Comment en finir avec les populismes

par Yannick Comenge
jeudi 30 juin 2011

Une fois de plus le Front National est en train de gacher le débat d'idée de la présidentielle. Quelques idées donc pour en finir avec les populismes... en fait, ce billet est une forme de boite à idée.

La France est sur une pente fatale, celle du populisme. À l’instar de l’Europe, elle voit une population qui vieillit, des systèmes d’égalité sociale qui se grippent, une concurrence internationale qui la broie au fil des transferts de technologie. Le cap fatidique, qui est décrit par Dominique Reynié pour 2015 consiste en des signaux démographiques s’alourdissant : plus de vieux, moins de jeunes et enfin l’afflux de migrants issus de tous les pays en développement. Le migrant cristallisant l’ensemble des problèmes mal résolus par des politiques apeurés et confondant « comm » et bilan réel. La France pourtant est mieux lotie que l’Allemagne qui verra disparaitre « les Allemands » vers 2300 selon les démographes.
 
Ce genre de mécanique, déjà lourdement vécue par le Danemark, l’Autriche, l’Italie a contribué en l’essor de partis extrémistes de plus en plus implantés. L’idée de peur pour sa nation, son drapeau a été rejoint par l’idée d’insécurité pour sa culture héritée, pour sa maison, son environnement local : tout cela se concrétionne dans ce nouveau paradigme : le populisme patrimonial, une sorte de gloubiboulga de peurs irrationnelles, mais très ressenties. Il s’agit du terreau du FN. Grâce au rajeunissement d’image que pousse Marine Lepen, les idées frontistes revigorées par la décomplexions des élus UMP sont plus que ravivées. Les propos de Ciotti, de Guéant, les condamnations d’Hortefeux sont autant d’huile sur le feu pour notre bonne vieille démocratie devenue fort fragile. En ce sens Nicolas Sarkozy est devenu le champion d’une banalisation du frontisme.

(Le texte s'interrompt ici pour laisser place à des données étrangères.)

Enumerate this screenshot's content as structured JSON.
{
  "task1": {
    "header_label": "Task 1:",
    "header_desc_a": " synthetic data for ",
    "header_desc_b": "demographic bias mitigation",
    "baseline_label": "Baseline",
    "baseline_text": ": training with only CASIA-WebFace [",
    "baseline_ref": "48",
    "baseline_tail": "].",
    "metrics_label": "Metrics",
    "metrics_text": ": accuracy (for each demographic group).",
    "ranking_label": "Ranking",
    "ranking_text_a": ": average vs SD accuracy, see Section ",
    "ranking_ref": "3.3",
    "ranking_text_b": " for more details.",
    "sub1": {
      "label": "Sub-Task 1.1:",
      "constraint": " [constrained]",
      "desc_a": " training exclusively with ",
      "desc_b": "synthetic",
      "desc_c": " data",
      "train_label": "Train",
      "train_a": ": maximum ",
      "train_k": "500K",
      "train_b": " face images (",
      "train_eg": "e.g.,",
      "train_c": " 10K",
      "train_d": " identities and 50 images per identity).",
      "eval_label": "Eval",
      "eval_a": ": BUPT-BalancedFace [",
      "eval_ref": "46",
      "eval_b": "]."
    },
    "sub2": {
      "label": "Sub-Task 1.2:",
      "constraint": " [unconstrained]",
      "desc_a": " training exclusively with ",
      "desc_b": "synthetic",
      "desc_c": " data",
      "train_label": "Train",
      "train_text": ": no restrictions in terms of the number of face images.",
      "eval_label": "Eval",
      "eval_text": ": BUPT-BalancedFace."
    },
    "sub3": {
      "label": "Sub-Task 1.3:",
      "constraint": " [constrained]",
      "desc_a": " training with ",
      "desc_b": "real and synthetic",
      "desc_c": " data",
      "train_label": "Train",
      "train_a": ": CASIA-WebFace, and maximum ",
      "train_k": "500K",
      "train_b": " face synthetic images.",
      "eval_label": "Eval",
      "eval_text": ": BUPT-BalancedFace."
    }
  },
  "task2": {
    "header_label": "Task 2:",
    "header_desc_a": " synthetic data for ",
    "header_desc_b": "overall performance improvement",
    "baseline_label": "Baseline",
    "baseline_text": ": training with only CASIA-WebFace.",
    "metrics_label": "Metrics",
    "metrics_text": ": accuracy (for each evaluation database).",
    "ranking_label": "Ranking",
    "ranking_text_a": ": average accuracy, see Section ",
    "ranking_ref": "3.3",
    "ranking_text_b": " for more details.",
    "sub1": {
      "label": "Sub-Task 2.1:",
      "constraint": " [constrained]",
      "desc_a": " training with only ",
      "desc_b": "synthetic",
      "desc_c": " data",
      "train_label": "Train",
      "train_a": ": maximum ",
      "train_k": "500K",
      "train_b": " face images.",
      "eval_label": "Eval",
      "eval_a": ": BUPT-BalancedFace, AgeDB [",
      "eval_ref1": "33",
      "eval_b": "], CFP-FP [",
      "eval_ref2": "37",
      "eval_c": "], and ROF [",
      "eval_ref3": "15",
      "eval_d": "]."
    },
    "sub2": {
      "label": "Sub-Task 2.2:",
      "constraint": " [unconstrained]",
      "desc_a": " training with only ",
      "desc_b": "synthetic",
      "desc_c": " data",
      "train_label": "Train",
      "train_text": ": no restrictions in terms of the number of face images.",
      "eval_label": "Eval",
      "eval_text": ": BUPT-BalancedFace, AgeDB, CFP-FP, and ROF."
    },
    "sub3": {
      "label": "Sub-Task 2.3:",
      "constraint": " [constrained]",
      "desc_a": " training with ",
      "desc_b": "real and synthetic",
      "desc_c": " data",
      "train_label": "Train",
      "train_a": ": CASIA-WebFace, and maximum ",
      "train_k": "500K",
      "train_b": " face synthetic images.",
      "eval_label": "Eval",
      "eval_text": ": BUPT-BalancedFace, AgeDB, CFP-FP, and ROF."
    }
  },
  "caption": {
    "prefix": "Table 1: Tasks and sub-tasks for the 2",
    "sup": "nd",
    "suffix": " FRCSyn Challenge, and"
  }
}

Il a même réussi le grand défi de ringardiser le Front National uniquement sur son programme économique tout en évitant de heurter un électorat sur les sujets d’immigration. Il a instrumentalisé le FN sur l’échiquier politique comme l’ont eu fait Chirac et Mitterrand : Nicolas Sarkozy se présentant comme le seul rempart au nationalisme. Ceci est élément à garder à l’esprit, car bon nombre de gens apeurés par le FN considèrent que voter à gauche conduirait à une vague extrême pour les élections suivantes. Pas plus que ce dimanche, Borloo s’est également déclaré comme candidat anti-FN idéal. C’est un argument de vente pour certains, mais in fine c’est un jeu dangereux qui divise les français, crée des fractures sur la couleur, la religion, un droit du sang ou du sol.
 
Aussi comment lutter contre ce populisme ? La Boite à idées se remplit très vite.
 
En premier lieu, en gardant à l’esprit les tirades récentes sur les migrants tunisiens qu’on aurait dû renvoyer sur des bateaux, il y a quelques bases à rappeler.
 
- Il faut réapprendre à parler des sujets migratoires en les dédramatisant et en évitant l’instrumentalisation politicienne. Dans ce cadre-là, l’UMP doit changer. C’est un prérequis à l’extinction du parti frontiste. La gauche doit sortir de l’angélisme, car cela emprisonne les populations issues de l’immigration dans des ghettos : ghettos sociaux, ghettos symboliques et causant une forme de fatalité dans le sort des primomigrants et des Français issus de l’immigration. Le migrant est sympa pour la gauche, il est victime et on doit le défendre sur tout. Face à ces communications décalées, il faut reparler sainement de l’immigration.
 
- Il faut peut-être montrer une autre image des migrations et des gens issus de l’immigration. Il ne s’agit pas de supprimer les problèmes liés à l’intégration ratée, mais parler différemment du migrant serait un Plus. Qui sait que bon nombre ont traversé des mers, éviter moult fois la mort pour arriver jusqu’à nous. C’est un gage de motivation, non ? Rappeler que certains sont très jeunes et qu’on ne peut pas dignement leur refuser cette porte d’entrée au vu de cette énergie qu’ils ont eue et qui aurait pu conduire ces corps jeunes à des naufrages à deux encablures des Canaries ou de Lampedusa. C’est à garder à l’esprit.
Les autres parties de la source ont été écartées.